The Easter bunny has come.

Senator Harder, you keep touting the Trudeau government’s supposedly independent arm’s-length Senate appointment process, but to date you haven’t given us any information so that we can evaluate how independent and arm’s length it really is. We don’t know who sponsored the now 16 most recently appointed senators. The Senate advisory appointment panel hasn’t filed an updated report since 2017. But what we do know is that Saskatchewan declined to participate in naming independent panellists, as did the previous Governments of Manitoba and British Columbia. So we know that those boards were 100 per cent filled by the PMO.

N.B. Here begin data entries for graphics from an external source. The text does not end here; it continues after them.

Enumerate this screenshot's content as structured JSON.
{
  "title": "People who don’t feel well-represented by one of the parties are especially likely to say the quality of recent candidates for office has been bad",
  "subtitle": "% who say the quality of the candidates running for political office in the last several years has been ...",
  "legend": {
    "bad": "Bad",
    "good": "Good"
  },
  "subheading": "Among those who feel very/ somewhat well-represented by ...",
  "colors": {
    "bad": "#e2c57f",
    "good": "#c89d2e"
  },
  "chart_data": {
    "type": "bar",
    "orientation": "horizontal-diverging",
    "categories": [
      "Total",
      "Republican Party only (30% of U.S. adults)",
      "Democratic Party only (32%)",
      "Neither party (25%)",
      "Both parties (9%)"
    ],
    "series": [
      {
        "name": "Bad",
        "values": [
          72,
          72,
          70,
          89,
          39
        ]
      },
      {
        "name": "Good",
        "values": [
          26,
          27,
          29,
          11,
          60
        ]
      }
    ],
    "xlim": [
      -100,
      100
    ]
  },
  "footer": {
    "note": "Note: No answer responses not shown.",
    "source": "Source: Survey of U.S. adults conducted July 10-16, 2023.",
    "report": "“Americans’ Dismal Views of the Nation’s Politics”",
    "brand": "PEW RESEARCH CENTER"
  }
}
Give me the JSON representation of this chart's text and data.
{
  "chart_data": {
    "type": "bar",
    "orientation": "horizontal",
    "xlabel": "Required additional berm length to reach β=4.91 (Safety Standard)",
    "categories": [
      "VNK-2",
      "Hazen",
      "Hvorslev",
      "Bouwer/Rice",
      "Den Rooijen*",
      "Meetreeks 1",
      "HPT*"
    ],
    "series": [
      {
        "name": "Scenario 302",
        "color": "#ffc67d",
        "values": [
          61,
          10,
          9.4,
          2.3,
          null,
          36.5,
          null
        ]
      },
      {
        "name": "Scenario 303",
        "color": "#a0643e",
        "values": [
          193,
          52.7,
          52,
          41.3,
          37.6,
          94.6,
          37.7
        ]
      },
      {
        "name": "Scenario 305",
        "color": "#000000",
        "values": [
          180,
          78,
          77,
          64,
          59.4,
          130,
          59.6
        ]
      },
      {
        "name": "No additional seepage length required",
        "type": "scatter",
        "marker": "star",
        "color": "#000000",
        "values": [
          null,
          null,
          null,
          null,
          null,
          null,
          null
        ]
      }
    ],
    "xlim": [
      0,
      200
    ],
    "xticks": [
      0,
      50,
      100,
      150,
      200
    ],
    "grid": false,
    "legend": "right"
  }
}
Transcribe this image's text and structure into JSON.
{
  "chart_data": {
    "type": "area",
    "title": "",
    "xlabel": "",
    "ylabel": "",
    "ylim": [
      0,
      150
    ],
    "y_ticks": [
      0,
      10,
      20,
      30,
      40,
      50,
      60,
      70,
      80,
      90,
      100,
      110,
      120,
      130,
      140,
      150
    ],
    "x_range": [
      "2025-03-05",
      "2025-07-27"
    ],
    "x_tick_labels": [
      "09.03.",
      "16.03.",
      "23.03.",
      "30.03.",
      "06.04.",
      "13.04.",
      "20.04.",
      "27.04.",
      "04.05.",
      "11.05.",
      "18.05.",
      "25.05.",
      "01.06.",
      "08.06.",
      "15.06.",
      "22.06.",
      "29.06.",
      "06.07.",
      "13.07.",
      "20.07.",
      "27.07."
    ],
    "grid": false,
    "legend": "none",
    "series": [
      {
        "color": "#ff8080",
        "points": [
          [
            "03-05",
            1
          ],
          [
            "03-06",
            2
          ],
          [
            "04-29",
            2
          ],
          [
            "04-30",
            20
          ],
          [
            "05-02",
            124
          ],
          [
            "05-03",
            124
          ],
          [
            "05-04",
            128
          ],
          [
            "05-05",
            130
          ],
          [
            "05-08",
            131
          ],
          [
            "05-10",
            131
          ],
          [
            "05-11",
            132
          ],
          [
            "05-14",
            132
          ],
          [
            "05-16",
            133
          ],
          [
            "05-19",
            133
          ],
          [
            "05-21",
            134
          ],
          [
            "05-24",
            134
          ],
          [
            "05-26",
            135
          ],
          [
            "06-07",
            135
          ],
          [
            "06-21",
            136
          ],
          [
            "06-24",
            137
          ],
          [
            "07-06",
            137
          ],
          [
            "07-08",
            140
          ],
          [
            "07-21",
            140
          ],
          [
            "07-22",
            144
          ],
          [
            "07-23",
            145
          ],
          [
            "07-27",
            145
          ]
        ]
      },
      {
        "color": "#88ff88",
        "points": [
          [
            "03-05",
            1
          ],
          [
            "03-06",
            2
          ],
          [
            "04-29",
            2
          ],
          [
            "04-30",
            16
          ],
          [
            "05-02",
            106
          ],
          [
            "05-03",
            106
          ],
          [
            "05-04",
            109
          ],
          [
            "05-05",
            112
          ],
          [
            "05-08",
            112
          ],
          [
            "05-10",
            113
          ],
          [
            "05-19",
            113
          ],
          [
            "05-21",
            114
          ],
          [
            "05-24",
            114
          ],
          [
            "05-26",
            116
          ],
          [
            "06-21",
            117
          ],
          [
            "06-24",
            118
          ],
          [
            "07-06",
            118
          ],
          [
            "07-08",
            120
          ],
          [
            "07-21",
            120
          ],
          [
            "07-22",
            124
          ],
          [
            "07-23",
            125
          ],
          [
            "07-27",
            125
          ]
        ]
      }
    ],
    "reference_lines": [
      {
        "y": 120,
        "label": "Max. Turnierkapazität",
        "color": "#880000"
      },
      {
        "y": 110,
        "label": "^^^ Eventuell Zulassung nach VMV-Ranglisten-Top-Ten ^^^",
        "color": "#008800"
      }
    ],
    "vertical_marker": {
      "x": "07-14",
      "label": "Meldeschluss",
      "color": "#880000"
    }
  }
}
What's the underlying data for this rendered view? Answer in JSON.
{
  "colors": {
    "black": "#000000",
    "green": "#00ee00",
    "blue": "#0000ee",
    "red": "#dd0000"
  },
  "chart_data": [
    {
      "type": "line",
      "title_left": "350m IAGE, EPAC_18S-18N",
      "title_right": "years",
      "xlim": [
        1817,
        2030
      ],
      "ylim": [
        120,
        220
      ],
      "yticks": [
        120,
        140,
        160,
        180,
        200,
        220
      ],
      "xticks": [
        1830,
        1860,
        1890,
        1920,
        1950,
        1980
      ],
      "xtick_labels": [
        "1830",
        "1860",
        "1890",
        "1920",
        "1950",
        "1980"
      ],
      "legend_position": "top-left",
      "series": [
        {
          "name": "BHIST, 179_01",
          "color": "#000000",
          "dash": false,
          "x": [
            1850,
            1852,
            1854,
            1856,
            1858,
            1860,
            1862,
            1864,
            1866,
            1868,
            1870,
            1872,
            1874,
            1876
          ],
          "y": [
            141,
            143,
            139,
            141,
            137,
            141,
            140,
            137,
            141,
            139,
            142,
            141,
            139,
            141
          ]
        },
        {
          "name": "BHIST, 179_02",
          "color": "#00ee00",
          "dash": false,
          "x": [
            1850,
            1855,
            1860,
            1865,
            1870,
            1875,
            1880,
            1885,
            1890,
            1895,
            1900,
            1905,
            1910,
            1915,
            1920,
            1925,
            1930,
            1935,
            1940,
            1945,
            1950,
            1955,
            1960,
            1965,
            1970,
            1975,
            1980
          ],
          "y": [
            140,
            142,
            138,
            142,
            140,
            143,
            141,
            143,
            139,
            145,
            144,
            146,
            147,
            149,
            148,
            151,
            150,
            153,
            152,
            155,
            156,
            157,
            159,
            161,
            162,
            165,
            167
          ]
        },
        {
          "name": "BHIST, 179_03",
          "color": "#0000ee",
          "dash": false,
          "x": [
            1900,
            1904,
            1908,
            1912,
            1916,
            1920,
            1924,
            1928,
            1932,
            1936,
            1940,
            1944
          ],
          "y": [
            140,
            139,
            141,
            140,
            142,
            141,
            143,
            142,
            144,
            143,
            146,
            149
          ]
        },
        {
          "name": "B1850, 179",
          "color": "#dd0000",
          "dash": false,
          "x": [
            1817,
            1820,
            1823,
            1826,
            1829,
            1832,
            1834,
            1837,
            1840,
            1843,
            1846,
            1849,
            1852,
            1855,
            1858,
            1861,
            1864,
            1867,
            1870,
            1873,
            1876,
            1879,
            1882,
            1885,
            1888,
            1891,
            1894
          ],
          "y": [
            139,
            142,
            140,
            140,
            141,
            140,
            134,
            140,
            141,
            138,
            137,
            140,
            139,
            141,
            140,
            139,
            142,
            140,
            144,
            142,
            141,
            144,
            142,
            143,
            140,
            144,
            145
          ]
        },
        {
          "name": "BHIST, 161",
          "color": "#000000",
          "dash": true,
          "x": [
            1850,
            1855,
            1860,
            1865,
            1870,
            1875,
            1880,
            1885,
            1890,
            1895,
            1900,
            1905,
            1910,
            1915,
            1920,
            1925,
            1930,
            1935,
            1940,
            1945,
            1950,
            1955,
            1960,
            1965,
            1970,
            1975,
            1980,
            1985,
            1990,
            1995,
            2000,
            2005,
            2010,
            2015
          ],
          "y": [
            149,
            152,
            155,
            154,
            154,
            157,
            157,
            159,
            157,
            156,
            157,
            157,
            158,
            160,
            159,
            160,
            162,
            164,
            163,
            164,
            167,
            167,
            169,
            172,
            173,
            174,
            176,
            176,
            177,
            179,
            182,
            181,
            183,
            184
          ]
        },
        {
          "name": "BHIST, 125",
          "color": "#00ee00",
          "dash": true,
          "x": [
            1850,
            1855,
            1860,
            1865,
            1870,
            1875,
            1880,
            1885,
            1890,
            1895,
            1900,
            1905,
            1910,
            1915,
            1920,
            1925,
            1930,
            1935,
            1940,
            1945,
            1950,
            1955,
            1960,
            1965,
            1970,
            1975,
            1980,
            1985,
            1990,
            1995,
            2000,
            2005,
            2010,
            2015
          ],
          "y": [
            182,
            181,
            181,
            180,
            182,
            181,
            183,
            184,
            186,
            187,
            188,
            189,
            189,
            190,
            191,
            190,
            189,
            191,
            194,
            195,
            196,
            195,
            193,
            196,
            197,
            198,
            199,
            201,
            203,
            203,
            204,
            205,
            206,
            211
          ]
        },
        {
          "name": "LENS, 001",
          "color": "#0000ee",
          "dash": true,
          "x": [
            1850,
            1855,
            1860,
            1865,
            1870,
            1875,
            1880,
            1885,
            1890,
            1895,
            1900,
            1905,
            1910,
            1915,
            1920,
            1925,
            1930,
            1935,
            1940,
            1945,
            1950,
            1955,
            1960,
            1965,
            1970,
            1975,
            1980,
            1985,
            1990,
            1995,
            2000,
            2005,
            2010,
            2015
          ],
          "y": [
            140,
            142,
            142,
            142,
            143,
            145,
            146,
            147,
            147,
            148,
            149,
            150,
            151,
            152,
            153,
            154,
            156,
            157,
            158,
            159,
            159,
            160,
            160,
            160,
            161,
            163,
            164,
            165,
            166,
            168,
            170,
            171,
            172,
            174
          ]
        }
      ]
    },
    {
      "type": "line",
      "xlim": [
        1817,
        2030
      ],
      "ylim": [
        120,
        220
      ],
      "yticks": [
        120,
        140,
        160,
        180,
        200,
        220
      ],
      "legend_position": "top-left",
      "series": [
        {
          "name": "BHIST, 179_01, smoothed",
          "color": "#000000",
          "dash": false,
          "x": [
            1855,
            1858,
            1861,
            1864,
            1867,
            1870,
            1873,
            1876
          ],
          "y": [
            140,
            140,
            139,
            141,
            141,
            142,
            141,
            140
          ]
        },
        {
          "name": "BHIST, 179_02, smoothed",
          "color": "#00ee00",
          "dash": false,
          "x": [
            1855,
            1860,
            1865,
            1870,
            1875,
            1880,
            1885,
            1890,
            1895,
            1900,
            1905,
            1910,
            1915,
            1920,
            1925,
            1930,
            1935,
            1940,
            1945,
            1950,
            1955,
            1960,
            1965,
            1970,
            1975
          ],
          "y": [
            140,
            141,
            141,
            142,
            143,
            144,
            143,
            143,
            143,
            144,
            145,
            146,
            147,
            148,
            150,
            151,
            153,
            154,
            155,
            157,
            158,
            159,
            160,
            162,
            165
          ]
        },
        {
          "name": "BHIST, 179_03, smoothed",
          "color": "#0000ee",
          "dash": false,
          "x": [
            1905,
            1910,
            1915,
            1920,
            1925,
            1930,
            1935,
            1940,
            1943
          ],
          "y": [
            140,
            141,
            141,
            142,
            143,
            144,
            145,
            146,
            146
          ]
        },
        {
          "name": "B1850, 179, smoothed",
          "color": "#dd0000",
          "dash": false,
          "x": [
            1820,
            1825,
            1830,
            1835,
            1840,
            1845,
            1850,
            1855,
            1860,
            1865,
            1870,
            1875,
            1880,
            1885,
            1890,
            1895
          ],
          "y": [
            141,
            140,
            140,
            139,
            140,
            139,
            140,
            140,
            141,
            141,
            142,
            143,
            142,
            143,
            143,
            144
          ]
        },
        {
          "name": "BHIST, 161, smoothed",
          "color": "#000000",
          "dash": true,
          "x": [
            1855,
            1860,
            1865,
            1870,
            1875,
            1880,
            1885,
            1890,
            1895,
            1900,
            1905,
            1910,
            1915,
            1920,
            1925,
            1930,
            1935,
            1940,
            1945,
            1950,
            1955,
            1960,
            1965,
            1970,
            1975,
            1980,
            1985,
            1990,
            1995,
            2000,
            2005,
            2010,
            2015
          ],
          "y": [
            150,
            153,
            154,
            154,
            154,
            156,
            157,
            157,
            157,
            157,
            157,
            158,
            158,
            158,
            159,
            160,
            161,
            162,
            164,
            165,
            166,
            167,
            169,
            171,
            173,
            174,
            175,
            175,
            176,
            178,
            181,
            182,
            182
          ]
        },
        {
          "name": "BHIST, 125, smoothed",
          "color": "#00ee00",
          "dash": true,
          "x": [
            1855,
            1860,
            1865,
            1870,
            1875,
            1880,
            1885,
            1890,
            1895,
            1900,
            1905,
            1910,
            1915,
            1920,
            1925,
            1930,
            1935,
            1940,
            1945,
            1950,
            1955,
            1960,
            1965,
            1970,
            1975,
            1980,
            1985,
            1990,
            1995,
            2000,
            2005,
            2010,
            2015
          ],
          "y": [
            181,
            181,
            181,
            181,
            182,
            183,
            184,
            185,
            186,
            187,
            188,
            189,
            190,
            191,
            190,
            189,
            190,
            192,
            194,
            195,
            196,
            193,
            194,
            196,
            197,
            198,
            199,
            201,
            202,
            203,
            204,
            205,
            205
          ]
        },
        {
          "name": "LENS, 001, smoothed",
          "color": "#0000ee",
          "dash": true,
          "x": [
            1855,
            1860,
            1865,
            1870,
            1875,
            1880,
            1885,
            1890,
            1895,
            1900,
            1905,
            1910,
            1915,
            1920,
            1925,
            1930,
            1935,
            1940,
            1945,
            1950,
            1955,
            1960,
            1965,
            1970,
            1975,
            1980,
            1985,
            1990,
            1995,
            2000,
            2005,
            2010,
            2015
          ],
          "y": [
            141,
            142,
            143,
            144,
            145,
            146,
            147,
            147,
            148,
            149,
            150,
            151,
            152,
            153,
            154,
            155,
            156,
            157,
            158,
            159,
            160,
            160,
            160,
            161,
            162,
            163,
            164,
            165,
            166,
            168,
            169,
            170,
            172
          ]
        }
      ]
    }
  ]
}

Senator Harder, is that what passes for Trudeau transparency and independence?

Senator Harder [ + ]

Again, I thank the honourable senator for her question. Let me simply draw attention to a recent public survey that was referenced yesterday by Senator Dasko, which speaks to the support that Canadians have expressed, which I think is 77 per cent on the independent Senate appointment process. I do think that support is widespread, even in the province of Saskatchewan, and is one that reflects the government’s commitment to an independent process. It does provide the opportunity for provinces to participate, quite unusually, and those provinces that have participated have spoken in the context of the nomination of consideration appropriately.

I do think it’s a bit rich to criticize an independent process that is working, in comparison to processes that were in place before.